Figure 1: Workflow implementing four outlier detection techniques: Numeric Outlier, Z-score, DBSCAN, Isolation Forest. This workflow is available on the KNIME EXAMPLES server under 02_ETL_Data_Manipulation/01_Filtering/07_Four_Techniques_Outlier_Detection/Four_Techniques_Outlier_Detection.


The Detected Outliers

In Figures 2-5 you can see the outlier airports as detected by the different techniques.
The blue circles represent airports with no outlier behavior while the red squares represent airports with outlier behavior. The average arrival delay time defines the size of the markers.

A few airports are consistently identified as outliers by all techniques: Spokane International Airport (GEG), University of Illinois Willard Airport (CMI) and Columbia Metropolitan Airport (CAE). Spokane International Airport (GEG) is the biggest outlier with a very large (180 min) average arrival delay.

A few other airports however are identified by only some of the techniques. For example Louis Armstrong New Orleans International Airport (MSY) has been spotted by only the isolation forest and DBSCAN techniques.
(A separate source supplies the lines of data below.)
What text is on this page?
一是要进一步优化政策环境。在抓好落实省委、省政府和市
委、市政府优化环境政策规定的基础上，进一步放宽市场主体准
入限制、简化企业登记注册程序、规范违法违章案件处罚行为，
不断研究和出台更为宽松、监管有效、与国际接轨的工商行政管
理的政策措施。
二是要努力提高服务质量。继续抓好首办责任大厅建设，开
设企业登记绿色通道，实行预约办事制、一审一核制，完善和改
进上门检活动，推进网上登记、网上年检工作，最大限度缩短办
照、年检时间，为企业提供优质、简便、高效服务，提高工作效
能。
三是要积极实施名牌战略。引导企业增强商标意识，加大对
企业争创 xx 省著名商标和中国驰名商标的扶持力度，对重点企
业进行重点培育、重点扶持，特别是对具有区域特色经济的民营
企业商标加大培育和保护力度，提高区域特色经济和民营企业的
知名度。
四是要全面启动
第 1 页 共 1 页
Note that for this particular problem the Z-Score technique identifies the lowest number of outliers, while the DBSCAN technique identifies the highest number of outlier airports.

Only the DBSCAN method (MinPts=3, ℇ=1.5, distance measure Euclidean) and the isolation forest technique (estimated percentage of outliers 10%) find outliers in the early arrival direction.

Figure 2: Outlier airports detected by numeric outlier technique

Figure 3: Outlier airports detected by z-score technique

Figure 4: Outlier airports detected by DBSCAN technique

Figure 5: Outlier airports detected by isolation forest technique



In this blog post, we have described and implemented four different outlier detection techniques in a one dimensional space: the average arrival delay for all US airports between 2007 and 2008 as described in the airline dataset.

The four techniques we investigated are Numeric Outlier, Z-Score, DBSCAN and Isolation Forest methods. Some of them work for one dimensional feature spaces, some for low dimensional spaces, and some extend to high dimensional spaces. Some of the techniques require normalization and a Gaussian distribution of the inspected dimension. Some require a distance measure, and some the calculation of mean and standard deviation.

There are three airports that all the outlier detection techniques identify as outliers. However, only some of the techniques (DBSCAN and Isolation Forest) could identify the outliers in the left tail of the distribution, i.e. those airports where, on average, flights arrived earlier than their scheduled arrival time.